Tiger Woods' first Masters win since 2005 was 'just spectacular,' Jim Gray says

Tiger Woods did the unthinkable Sunday and pulled off his first Masters victory since 2005 – his first major tournament win in more than a decade.

Legendary sports broadcaster and Fox News contributor Jim Gray, who was at Augusta National Golf Club in Georgia for the event, appeared on “America’s Newsroom” on Monday and detailed the experience of seeing Woods win.


“It was an exhilarating moment. It was joyous. It was exuberance. And Tiger Woods and everybody who was in attendance. It’s something none of us will ever forget. There wasn’t a dry eye there,” Gray told host Bill Hemmer.

Gray said “nothing will ever compare” to Woods winning because of the ups and downs he had experienced over the course of his career.

“This is a moment that will go down, not only in golf history but in sports history. From where he was to come back after the scandal and after everything you just detailed, it was just spectacular,” he said.


Woods’ 13-under was enough to defeat Dustin Johnson, Xander Schauffle, and Brooks Koepeka by one stroke.

In addition to Woods' fifth Masters championship and 15th major title (trailing only the great Jack Nicklaus in both categories), Sunday marked his 81st victory on the PGA Tour, one away from the career record held by Sam Snead. It was also the first time Tiger had won one of golf's four major championships when not entering the final round with at least a share of the lead.

"It fits," Woods quipped after 2018 champion Patrick Reed slipped the traditional winner's garment over his shoulders in Butler Cabin. It was a far more sedate setting than the 18th green had been a few minutes before as Woods clinched the title with a short bogey putt.

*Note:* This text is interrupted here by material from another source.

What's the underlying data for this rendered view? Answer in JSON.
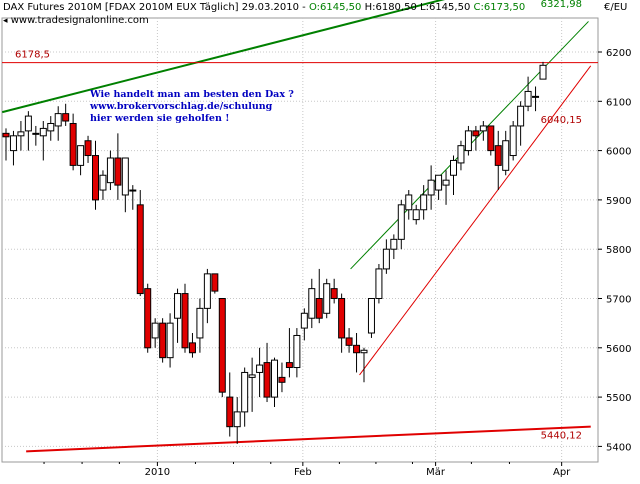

"WOOOOOOO!!!" Woods screamed as he headed for the scoring room with chants of "Tiger! Tiger! Tiger" echoing as loud as any of the roars on the back nine at Augusta National. He scooped up 10-year-old son Charlie, born a year after that dramatic victory on Father's Day weekend at Torrey Pines. He hugged his mother and then his 11-year-old daughter Sam, and everyone else in his camp that stood by him through a public divorce and an embarrassing DUI arrest from a concoction of painkillers and surgeries.

"It's overwhelming, just because of what has transpired," Woods told CBS during the post-round interview. "Last year I was lucky to be playing again. At the previous year's [champions] dinner, I was really struggling. I missed a couple of years not playing this great tournament. To now be the champion ... 22 years between [first and latest] wins is a long time. It's unreal to experience this."

"To have my kids there, it's come full circle," Woods added. "You know, my dad was here in '97 and now, I'm the dad with two kids there."